Frisco home buyers and refinance prospects have asked, “what are mortgage rates going to do when or if this debt ceiling thing resolves?” There are plenty of folks within this industry that will try to give a definitive answer on this, but just like most of the “crystal ball” questions we loan officers field, nobody really knows for sure.
Recently, one of my young home owners was refinancing because their original builder’s owned loan officer put her into an adjustable rate mortgage at 8.5%. After locking her in on a rate, we received her payoff and realized there was much more in the pay off than we expected and we had to cancel the lock…that was months ago. Now we have some credit wrinkles ironed out, and enough money ready to offset the increased pay off amount, but rates have changed. With me, I always go the conservative route. Rates under 5%, which is where rates are today, are GOOD rates. Rather than playing the gamble game, she locked.
On the other end of the spectrum, I was driving down the road and heard one of the typical Rodney Anderson radio ads. He said on there, something to the extent that the debt ceiling has been increased, and “what does that mean to mortgage rates”, and then went on to say that rates would go up and you needed to commit to refinancing and lock your rate now. My opinion is that he is making a generalized statement that he will not be accountable for, in the name of marketing.
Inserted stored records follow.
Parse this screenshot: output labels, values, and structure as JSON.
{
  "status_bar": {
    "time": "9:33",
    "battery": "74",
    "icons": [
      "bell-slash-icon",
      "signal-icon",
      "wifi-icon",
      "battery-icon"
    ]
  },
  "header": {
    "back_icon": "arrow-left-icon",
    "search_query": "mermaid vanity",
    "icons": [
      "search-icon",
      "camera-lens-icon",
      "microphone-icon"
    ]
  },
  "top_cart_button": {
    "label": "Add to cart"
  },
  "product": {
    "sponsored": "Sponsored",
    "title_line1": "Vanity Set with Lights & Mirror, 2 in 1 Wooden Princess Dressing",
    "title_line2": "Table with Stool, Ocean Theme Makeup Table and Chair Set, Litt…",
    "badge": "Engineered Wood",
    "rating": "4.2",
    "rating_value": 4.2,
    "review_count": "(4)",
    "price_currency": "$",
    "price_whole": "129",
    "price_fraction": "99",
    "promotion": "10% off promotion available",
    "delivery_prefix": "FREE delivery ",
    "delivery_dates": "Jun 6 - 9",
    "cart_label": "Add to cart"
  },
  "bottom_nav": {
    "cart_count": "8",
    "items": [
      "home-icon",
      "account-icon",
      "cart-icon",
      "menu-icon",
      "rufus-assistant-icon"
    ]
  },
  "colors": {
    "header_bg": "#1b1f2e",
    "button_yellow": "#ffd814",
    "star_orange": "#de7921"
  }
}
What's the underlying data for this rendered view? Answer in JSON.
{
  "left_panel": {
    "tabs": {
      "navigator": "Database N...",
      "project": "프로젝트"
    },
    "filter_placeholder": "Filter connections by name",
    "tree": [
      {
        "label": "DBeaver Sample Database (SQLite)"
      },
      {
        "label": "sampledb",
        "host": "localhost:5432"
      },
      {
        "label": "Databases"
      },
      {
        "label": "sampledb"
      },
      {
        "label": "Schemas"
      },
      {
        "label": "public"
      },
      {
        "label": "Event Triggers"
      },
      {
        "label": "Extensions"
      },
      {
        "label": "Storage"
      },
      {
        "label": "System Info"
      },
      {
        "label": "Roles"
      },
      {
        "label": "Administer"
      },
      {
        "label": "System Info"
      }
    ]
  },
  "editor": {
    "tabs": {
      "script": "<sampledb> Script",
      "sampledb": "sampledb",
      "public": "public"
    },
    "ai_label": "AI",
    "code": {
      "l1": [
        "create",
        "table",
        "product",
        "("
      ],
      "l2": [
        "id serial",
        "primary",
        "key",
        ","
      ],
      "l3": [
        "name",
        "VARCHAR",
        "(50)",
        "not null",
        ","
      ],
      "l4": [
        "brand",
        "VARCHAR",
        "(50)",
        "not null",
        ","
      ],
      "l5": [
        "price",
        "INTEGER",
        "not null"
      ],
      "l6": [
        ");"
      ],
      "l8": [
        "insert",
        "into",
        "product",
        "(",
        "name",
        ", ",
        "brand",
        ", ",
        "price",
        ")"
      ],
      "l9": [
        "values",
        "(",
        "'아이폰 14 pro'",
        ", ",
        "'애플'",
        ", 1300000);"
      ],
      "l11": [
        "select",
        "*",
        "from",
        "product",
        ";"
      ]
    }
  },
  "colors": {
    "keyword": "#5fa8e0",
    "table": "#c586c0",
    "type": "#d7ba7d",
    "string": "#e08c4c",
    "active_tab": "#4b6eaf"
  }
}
If you are a refinance prospect or wondering if you should go ahead and buy a home while rates are low, the bottom line is, you need to find confidence in this decision on your own by looking at where you are in life financially and where you expect to be in the near future. Rates have been below 6% now for more than 5-6 years, yet they have been up and down from where they are now, middle 4% range for 30yr fixed, and 6% 2-3 times in that period.